Em casos de internação devido a tentativas de aborto mal-sucedidas, o risco de morte foi 140 vezes maior do que em todas as outras categorias combinadas. Entre 2009 e 2018, o SUS documentou oficialmente 721 mortes de mulheres por aborto.


Os dados sobre internações e mortes relacionadas ao aborto destacam que as mulheres mais afetadas são as pretas, pardas e indígenas. Nos últimos dez anos, seis em cada dez mortes por aborto foram de mulheres pretas ou pardas. Segundo a Pesquisa Nacional de Aborto de 2021, a maior ocorrência do procedimento foi entre mulheres indígenas. Já as mulheres pardas têm mais que o dobro de risco de morte em comparação com mulheres brancas.


É importante enfatizar ainda que os dados relativos ao aborto no Brasil são subestimados devido à ausência de uma categoria que classifique o aborto inseguro (realizado de forma provocada e fora das vias legais) no sistema Datasus.
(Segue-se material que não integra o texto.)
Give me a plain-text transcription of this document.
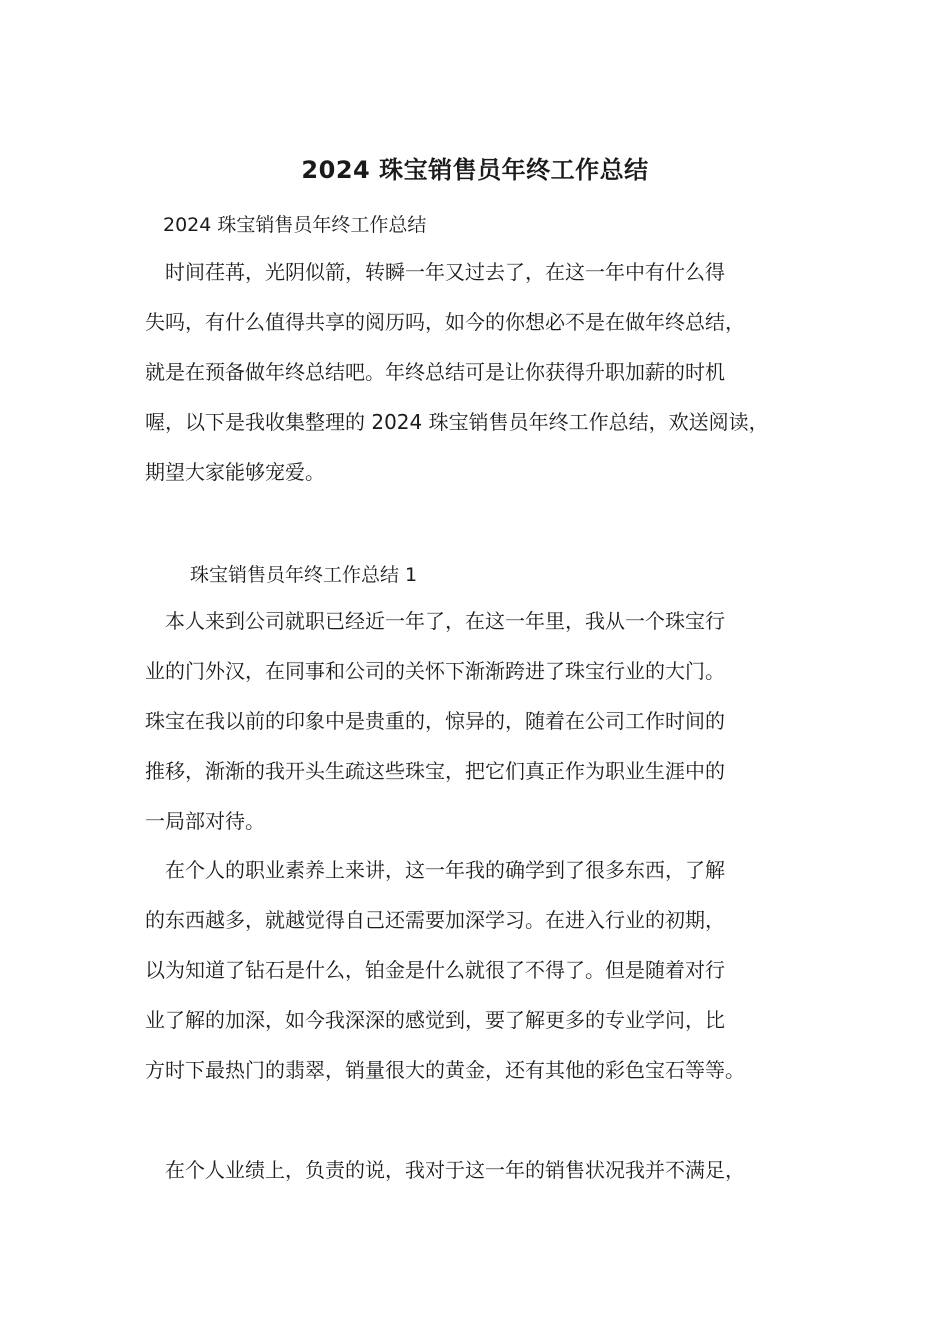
2024 珠宝销售员年终工作总结
2024 珠宝销售员年终工作总结
　时间荏苒，光阴似箭，转瞬一年又过去了，在这一年中有什么得
失吗，有什么值得共享的阅历吗，如今的你想必不是在做年终总结，
就是在预备做年终总结吧。年终总结可是让你获得升职加薪的时机
喔，以下是我收集整理的 2024 珠宝销售员年终工作总结，欢送阅读，
期望大家能够宠爱。
珠宝销售员年终工作总结 1
　本人来到公司就职已经近一年了，在这一年里，我从一个珠宝行
业的门外汉，在同事和公司的关怀下渐渐跨进了珠宝行业的大门。
珠宝在我以前的印象中是贵重的，惊异的，随着在公司工作时间的
推移，渐渐的我开头生疏这些珠宝，把它们真正作为职业生涯中的
一局部对待。
　在个人的职业素养上来讲，这一年我的确学到了很多东西，了解
的东西越多，就越觉得自己还需要加深学习。在进入行业的初期，
以为知道了钻石是什么，铂金是什么就很了不得了。但是随着对行
业了解的加深，如今我深深的感觉到，要了解更多的专业学问，比
方时下最热门的翡翠，销量很大的黄金，还有其他的彩色宝石等等。
　在个人业绩上，负责的说，我对于这一年的销售状况我并不满足，
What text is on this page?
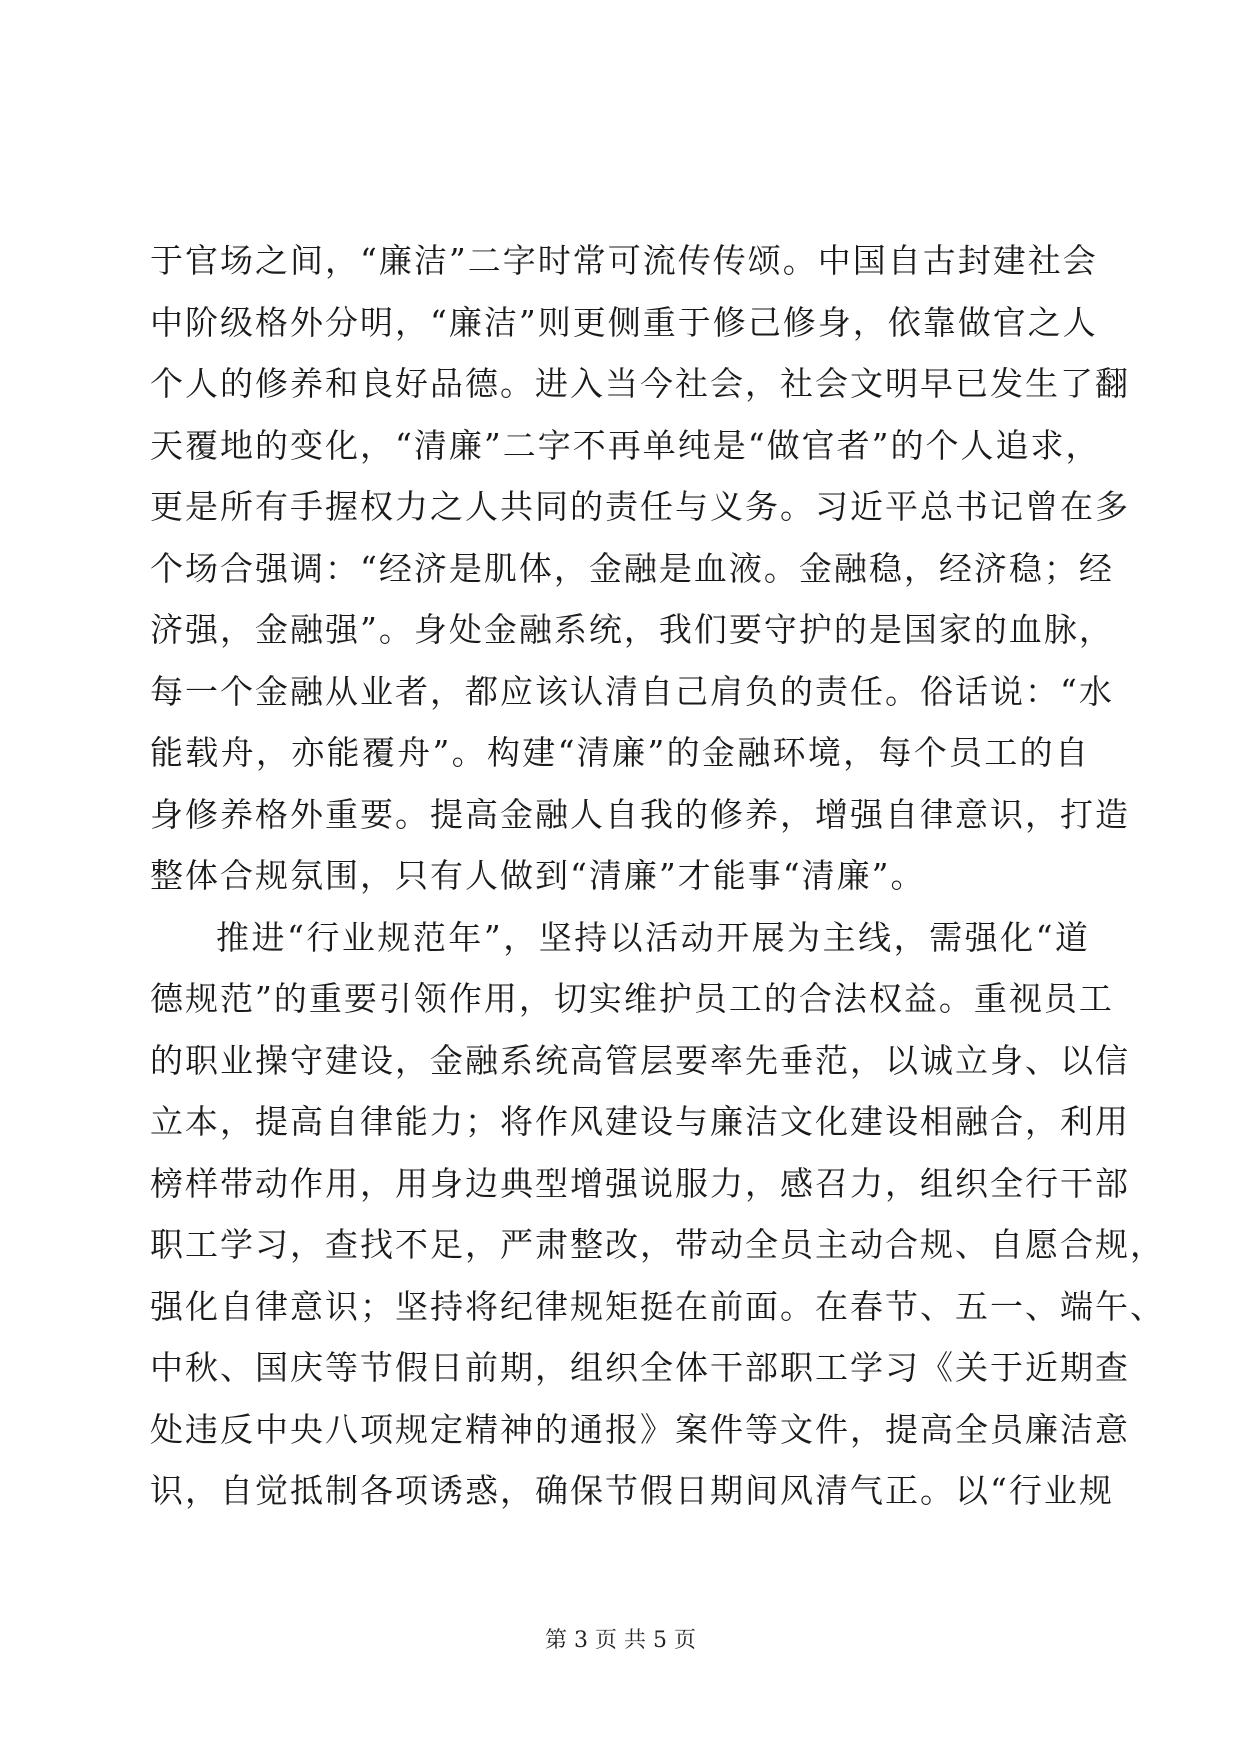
于官场之间，“廉洁”二字时常可流传传颂。中国自古封建社会
中阶级格外分明，“廉洁”则更侧重于修己修身，依靠做官之人
个人的修养和良好品德。进入当今社会，社会文明早已发生了翻
天覆地的变化，“清廉”二字不再单纯是“做官者”的个人追求，
更是所有手握权力之人共同的责任与义务。习近平总书记曾在多
个场合强调：“经济是肌体，金融是血液。金融稳，经济稳；经
济强，金融强”。身处金融系统，我们要守护的是国家的血脉，
每一个金融从业者，都应该认清自己肩负的责任。俗话说：“水
能载舟，亦能覆舟”。构建“清廉”的金融环境，每个员工的自
身修养格外重要。提高金融人自我的修养，增强自律意识，打造
整体合规氛围，只有人做到“清廉”才能事“清廉”。
推进“行业规范年”，坚持以活动开展为主线，需强化“道
德规范”的重要引领作用，切实维护员工的合法权益。重视员工
的职业操守建设，金融系统高管层要率先垂范，以诚立身、以信
立本，提高自律能力；将作风建设与廉洁文化建设相融合，利用
榜样带动作用，用身边典型增强说服力，感召力，组织全行干部
职工学习，查找不足，严肃整改，带动全员主动合规、自愿合规，
强化自律意识；坚持将纪律规矩挺在前面。在春节、五一、端午、
中秋、国庆等节假日前期，组织全体干部职工学习《关于近期查
处违反中央八项规定精神的通报》案件等文件，提高全员廉洁意
识，自觉抵制各项诱惑，确保节假日期间风清气正。以“行业规
第 3 页 共 5 页
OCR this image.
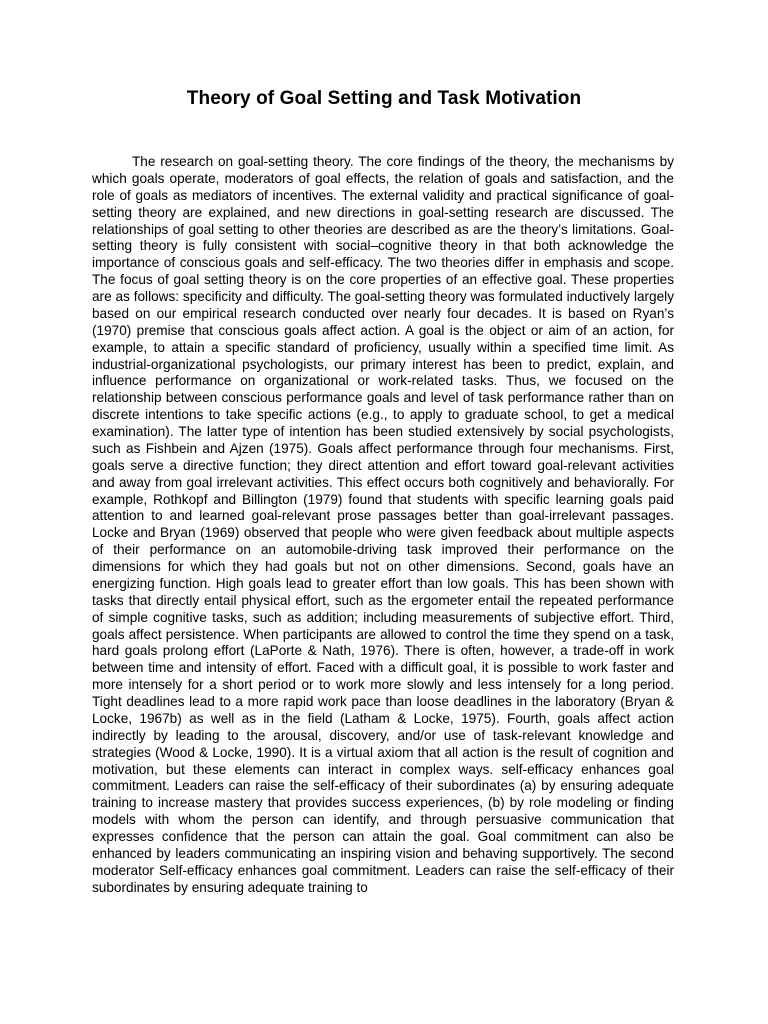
Theory of Goal Setting and Task Motivation

The research on goal-setting theory. The core findings of the theory, the mechanisms by which goals operate, moderators of goal effects, the relation of goals and satisfaction, and the role of goals as mediators of incentives. The external validity and practical significance of goal-setting theory are explained, and new directions in goal-setting research are discussed. The relationships of goal setting to other theories are described as are the theory’s limitations. Goal-setting theory is fully consistent with social–cognitive theory in that both acknowledge the importance of conscious goals and self-efficacy. The two theories differ in emphasis and scope. The focus of goal setting theory is on the core properties of an effective goal. These properties are as follows: specificity and difficulty. The goal-setting theory was formulated inductively largely based on our empirical research conducted over nearly four decades. It is based on Ryan’s (1970) premise that conscious goals affect action. A goal is the object or aim of an action, for example, to attain a specific standard of proficiency, usually within a specified time limit. As industrial-organizational psychologists, our primary interest has been to predict, explain, and influence performance on organizational or work-related tasks. Thus, we focused on the relationship between conscious performance goals and level of task performance rather than on discrete intentions to take specific actions (e.g., to apply to graduate school, to get a medical examination). The latter type of intention has been studied extensively by social psychologists, such as Fishbein and Ajzen (1975). Goals affect performance through four mechanisms. First, goals serve a directive function; they direct attention and effort toward goal-relevant activities and away from goal irrelevant activities. This effect occurs both cognitively and behaviorally. For example, Rothkopf and Billington (1979) found that students with specific learning goals paid attention to and learned goal-relevant prose passages better than goal-irrelevant passages. Locke and Bryan (1969) observed that people who were given feedback about multiple aspects of their performance on an automobile-driving task improved their performance on the dimensions for which they had goals but not on other dimensions. Second, goals have an energizing function. High goals lead to greater effort than low goals. This has been shown with tasks that directly entail physical effort, such as the ergometer entail the repeated performance of simple cognitive tasks, such as addition; including measurements of subjective effort. Third, goals affect persistence. When participants are allowed to control the time they spend on a task, hard goals prolong effort (LaPorte & Nath, 1976). There is often, however, a trade-off in work between time and intensity of effort. Faced with a difficult goal, it is possible to work faster and more intensely for a short period or to work more slowly and less intensely for a long period. Tight deadlines lead to a more rapid work pace than loose deadlines in the laboratory (Bryan & Locke, 1967b) as well as in the field (Latham & Locke, 1975). Fourth, goals affect action indirectly by leading to the arousal, discovery, and/or use of task-relevant knowledge and strategies (Wood & Locke, 1990). It is a virtual axiom that all action is the result of cognition and motivation, but these elements can interact in complex ways. self-efficacy enhances goal commitment. Leaders can raise the self-efficacy of their subordinates (a) by ensuring adequate training to increase mastery that provides success experiences, (b) by role modeling or finding models with whom the person can identify, and through persuasive communication that expresses confidence that the person can attain the goal. Goal commitment can also be enhanced by leaders communicating an inspiring vision and behaving supportively. The second moderator Self-efficacy enhances goal commitment. Leaders can raise the self-efficacy of their subordinates by ensuring adequate training to
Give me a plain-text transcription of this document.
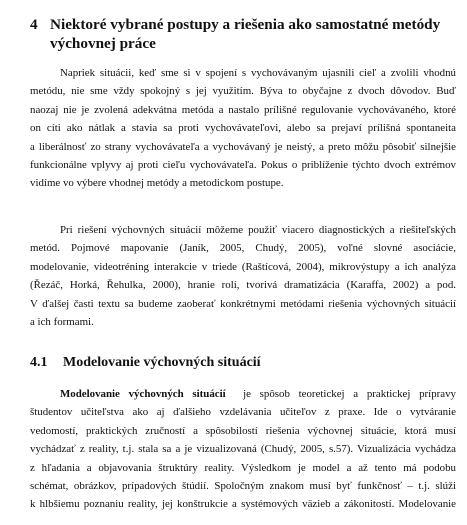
4 Niektoré vybrané postupy a riešenia ako samostatné metódy
výchovnej práce
Napriek situácii, keď sme si v spojení s vychovávaným ujasnili cieľ a zvolili vhodnú
metódu, nie sme vždy spokojný s jej využitím. Býva to obyčajne z dvoch dôvodov. Buď
naozaj nie je zvolená adekvátna metóda a nastalo prílišné regulovanie vychovávaného, ktoré
on cíti ako nátlak a stavia sa proti vychovávateľovi, alebo sa prejaví prílišná spontaneita
a liberálnosť zo strany vychovávateľa a vychovávaný je neistý, a preto môžu pôsobiť silnejšie
funkcionálne vplyvy aj proti cieľu vychovávateľa. Pokus o priblíženie týchto dvoch extrémov
vidíme vo výbere vhodnej metódy a metodickom postupe.
Pri riešení výchovných situácií môžeme použiť viacero diagnostických a riešiteľských
metód. Pojmové mapovanie (Janík, 2005, Chudý, 2005), voľné slovné asociácie,
modelovanie, videotréning interakcie v triede (Raštícová, 2004), mikrovýstupy a ich analýza
(Řezáč, Horká, Řehulka, 2000), hranie rolí, tvorivá dramatizácia (Karaffa, 2002) a pod.
V ďalšej časti textu sa budeme zaoberať konkrétnymi metódami riešenia výchovných situácií
a ich formami.
4.1 Modelovanie výchovných situácií
Modelovanie výchovných situácií je spôsob teoretickej a praktickej prípravy
študentov učiteľstva ako aj ďalšieho vzdelávania učiteľov z praxe. Ide o vytváranie
vedomostí, praktických zručností a spôsobilostí riešenia výchovnej situácie, ktorá musí
vychádzať z reality, t.j. stala sa a je vizualizovaná (Chudý, 2005, s.57). Vizualizácia vychádza
z hľadania a objavovania štruktúry reality. Výsledkom je model a až tento má podobu
schémat, obrázkov, prípadových štúdií. Spoločným znakom musí byť funkčnosť – t.j. slúži
k hlbšiemu poznaniu reality, jej konštrukcie a systémových väzieb a zákonitostí. Modelovanie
Posicionamento do Conjunto CFESS-CRESS com relação à legalização do aborto

Em 2010, o conjunto CFESS/CRESS rejeitou a criminalização do aborto e adotou a posição a favor da legalização no Brasil. Atualmente, o aborto induzido é crime, exceto em casos específicos, como estupro ou risco à vida da gestante, mas essas exceções não o tornam legal, apenas escusas absolutórias*.


Apoiar a legalização visa criar uma rede de apoio multidisciplinar às mulheres, oferecendo assistência psicológica e social, fortalecendo a prevenção da gravidez indesejada e protegendo aquelas sob coação em uma sociedade patriarcal. 


Assistentes sociais desempenham um papel crucial nesse contexto, garantindo o acesso ao aborto legal, disseminando informações sobre direitos sexuais e reprodutivos e lutando pela legalização, evitando julgamentos morais e promovendo o acesso universal à saúde.


Votação no STF

No dia 21 de setembro, a ministra Rosa Weber votou a favor da descriminalização do aborto até a 12ª semana de gestação, enfatizando que questões religiosas e morais não devem ser usadas para julgar o assunto, promovendo um debate democrático. Ela argumentou que não existe consenso sobre o início da vida humana em campos como filosofia, religião, ética e ciência, e que essa definição não é da alçada do campo jurídico.


Rosa Weber também ressaltou que a maioria das decisões históricas sobre a criminalização do aborto foi influenciada por homens e sublinhou a relevância dos direitos reprodutivos. Esses direitos dizem respeito à escolha de ter ou não filhos, sendo considerados uma questão de autonomia e intimidade, defendendo que o Estado não deve interferir para evitar qualquer forma de violência institucional.


*Escusas absolutórias são circunstâncias que, quando presentes, isentam uma pessoa de responsabilidade criminal ou civil por suas ações. Exemplos incluem legítima defesa, consentimento, necessidade, coação, insanidade e erro honesto. As leis variam de acordo com o país, e essas escusas são usadas em tribunais para decidir se alguém é culpado ou responsável por suas ações.